Page MenuHomePhabricator

Unpack Basque, Catalan, Danish Elasticsearch Analyzers
Closed, ResolvedPublic5 Estimated Story Points

Description

See parent task for details.

(These three were chosen next because they use the Latin alphabet, aren't too complex, and are alphabetically next.)

Event Timeline

TJones renamed this task from Unpack Basque, Catalan, Danish to Unpack Basque, Catalan, Danish Elasticsearch Analyzers.May 21 2021, 3:30 PM
TJones set the point value for this task to 5.

Change 698600 had a related patch set uploaded (by Tjones; author: Tjones):

[mediawiki/extensions/CirrusSearch@master] Unpack Basque, Catalan, Danish Elasticsearch Analyzers

https://gerrit.wikimedia.org/r/698600

Basque, Catalan, and Danish Notes

  • Usual 10K sample over a 1–4 week period from Wikipedia and Wiktionary for each language.
  • Usual distribution of tokens—lots of CJK one-character tokens; long tokens are URLs, \u encoded tokens, file names, numbers, etc.
  • Stemming observations:
    • Catalan Wikipedia had up to 180(!) distinct tokens in stemming groups.
    • Basque Wikipedia had up to 200(!!) distinct tokens in stemming groups.
    • Danish Wikipedia had a mere 30 distinct tokens in its largest stemming group.
  • Unpacking was uneventful (disabled homoglyph and ICU normalization upgrades).
    • Note that word_break_helper is no longer configured.

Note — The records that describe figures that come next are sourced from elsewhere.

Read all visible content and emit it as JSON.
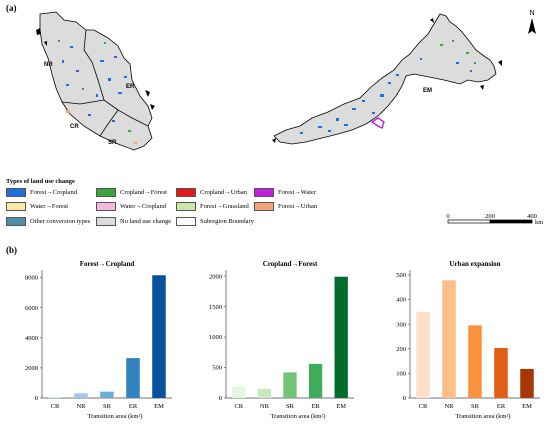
{
  "panels": {
    "a_label": "(a)",
    "b_label": "(b)"
  },
  "map": {
    "north_label": "N",
    "region_labels": {
      "nr": "NR",
      "er": "ER",
      "cr": "CR",
      "sr": "SR",
      "em": "EM"
    },
    "scale_bar": {
      "ticks": [
        "0",
        "200",
        "400"
      ],
      "unit": "km"
    },
    "colors": {
      "land": "#dcdcdc",
      "boundary": "#000000",
      "forest_cropland": "#1f6fe0",
      "cropland_forest": "#3aa63a",
      "cropland_urban": "#e0302a",
      "forest_water": "#c21fe0"
    }
  },
  "legend": {
    "title": "Types of land use change",
    "items": [
      {
        "label": "Forest→Cropland",
        "color": "#1f6fe0"
      },
      {
        "label": "Cropland→Forest",
        "color": "#3aa63a"
      },
      {
        "label": "Cropland→Urban",
        "color": "#e31a1c"
      },
      {
        "label": "Forest→Water",
        "color": "#c21fe0"
      },
      {
        "label": "Water→Forest",
        "color": "#fde9a6"
      },
      {
        "label": "Water→Cropland",
        "color": "#f5b8dc"
      },
      {
        "label": "Forest→Grassland",
        "color": "#cbe8a8"
      },
      {
        "label": "Forest→Urban",
        "color": "#f4a57a"
      },
      {
        "label": "Other conversion types",
        "color": "#4f8fa8"
      },
      {
        "label": "No land use change",
        "color": "#dcdcdc"
      },
      {
        "label": "Subregion Boundary",
        "color": "#ffffff"
      }
    ]
  },
  "chart_data": [
    {
      "type": "bar",
      "title": "Forest→Cropland",
      "categories": [
        "CR",
        "NR",
        "SR",
        "ER",
        "EM"
      ],
      "values": [
        50,
        310,
        420,
        2650,
        8150
      ],
      "colors": [
        "#c6dbef",
        "#9ecae1",
        "#6baed6",
        "#3182bd",
        "#08519c"
      ],
      "ylim": [
        0,
        8500
      ],
      "yticks": [
        0,
        2000,
        4000,
        6000,
        8000
      ],
      "xlabel": "Transition area (km²)"
    },
    {
      "type": "bar",
      "title": "Cropland→Forest",
      "categories": [
        "CR",
        "NR",
        "SR",
        "ER",
        "EM"
      ],
      "values": [
        180,
        150,
        420,
        560,
        1990
      ],
      "colors": [
        "#e5f5e0",
        "#c7e9c0",
        "#74c476",
        "#41ab5d",
        "#006d2c"
      ],
      "ylim": [
        0,
        2100
      ],
      "yticks": [
        0,
        500,
        1000,
        1500,
        2000
      ],
      "xlabel": "Transition area (km²)"
    },
    {
      "type": "bar",
      "title": "Urban expansion",
      "categories": [
        "CR",
        "NR",
        "SR",
        "ER",
        "EM"
      ],
      "values": [
        350,
        478,
        295,
        203,
        118
      ],
      "colors": [
        "#fde0c8",
        "#fdbf8a",
        "#f9913f",
        "#e25d17",
        "#a63603"
      ],
      "ylim": [
        0,
        520
      ],
      "yticks": [
        0,
        100,
        200,
        300,
        400,
        500
      ],
      "xlabel": "Transition area (km²)"
    }
  ]
}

However, it doesn't do anything with a monolithic analyzer, so there is no change in functionality.
  • Enabled homoglyphs and found a handful of examples in all six samples.
    • Catalan Wikipedia had two mixed–Cyrillic/Greek/Latin tokens!
    • Found Greek/Latin examples in all three Wikipedias and Danish Wiktionary, and Greek/Cyrillic in Catalan Wikipedia.
  • Enabled ICU normalization and saw the usual normalizations.
    • The expected regression: Dotted I (İ) is lowercased as i̇ — fixed with a char_filter map
    • Most common normalizations: lots of ß and invisibles (soft-hyphen, bidi marks, etc.) all around; 1ª, 1º for Basque and Catalan Wikipedias, and some full-width characters for Catalan Wikipedia.
    • Catalan Wikipedia also loses a lot (12K+ out of 4.1M) of "E⎵" and "O⎵" tokens, where ⎵ represents a "zero-width no-break space" (U+FEFF). "e" and "o" are stop words—"o" means "or", but "e" just seems to refer to the letter; weird. The versions with U+FEFF seem to be used exclusively in coordinates ("E" stands for "est", which is "east"; "O" stands for "oest", which is "west"). Since the coords are very exact (e.g., "42.176388888889°N,3.0416666666667°E"), I don't think many people are searching for them specifically, and if they are, the plain field will help them out.
  • Enabled custom ICU folding for each language, saw lots of the usual folding effects.
    • Exempted [ñ] for Basque and [æ, ø, å] for Danish. [ç] was unclear for Basque and Catalan, but I let it be folded to c for both for the first pass.
    • ˈstressˌmarks, ɪᴘᴀ ɕɦɑʀɐƈʈɛʁʂ, and dìáçrïťɨčãł marks were normalized all around.
    • Basque: ç → c is not 100% clear in all cases, but seems to be overall beneficial.
    • Catalan Wiktionary: ç → c is not 100% clear in all cases, but seems to be overall beneficial.
    • Catalan Wikipedia:
      • Lots of high-impact collisions (ten or more distinct words merged into another group—often two largish groups merging). They came in three flavors:
        • The majority are ç → c; most look ok
        • A few ñ → n; these look good; mostly low frequency Spanish cognates merging with Catalan ones
        • Single letters merging with diacritical variants, like [eː, e̞, e͂, ê, ē, Ĕ, ɛ, ẹ, ẽ, ẽː] merging with [È, É, è, é]
      • Surprisingly, lots of Japanese Katakana changes, deleting the prolonged sound mark ー.
    • Danish: Also straightened a fair number of curly quotes.
Overall Impact
  • There were few token count differences in most cases, mostly from extra homoglyph tokens or fewer solo combining characters. (But see Catalan Wikipedia.)
  • ICU folding is the biggest source of changes in all wikis—as expected.
  • Generally, the merges that resulted from ICU folding were significant, but not extreme (0.5% to 1.5% of tokens being redistributed into 1% to 3% of stemming groups).
    • Basque Wiktionary: 649 tokens (1.111% of tokens) were merged into 473 groups (2.330% of groups)
    • Basque Wikipedia: 27,620 tokens (1.175% of tokens) were merged into 3,244 groups (1.325% of groups)
    • Catalan Wiktionary: 840 tokens (0.520% of tokens) were merged into 400 groups (1.181% of groups)
    • Catalan Wikipedia:
      • 12.7K fewer tokens out of 4.1M (see "E⎵" and "O⎵" above)
      • 39,099 tokens (0.943% of tokens) were merged into 2,513 groups (0.967% of groups)
    • Danish Wiktionary: 1,515 tokens (1.387% of tokens) were merged into 904 groups (2.788% of groups)
    • Danish Wikipedia: 20,778 tokens (0.611% of tokens) were merged into 2,990 groups (1.023% of groups)

Change 698600 merged by jenkins-bot:

[mediawiki/extensions/CirrusSearch@master] Unpack Basque, Catalan, Danish Elasticsearch Analyzers

https://gerrit.wikimedia.org/r/698600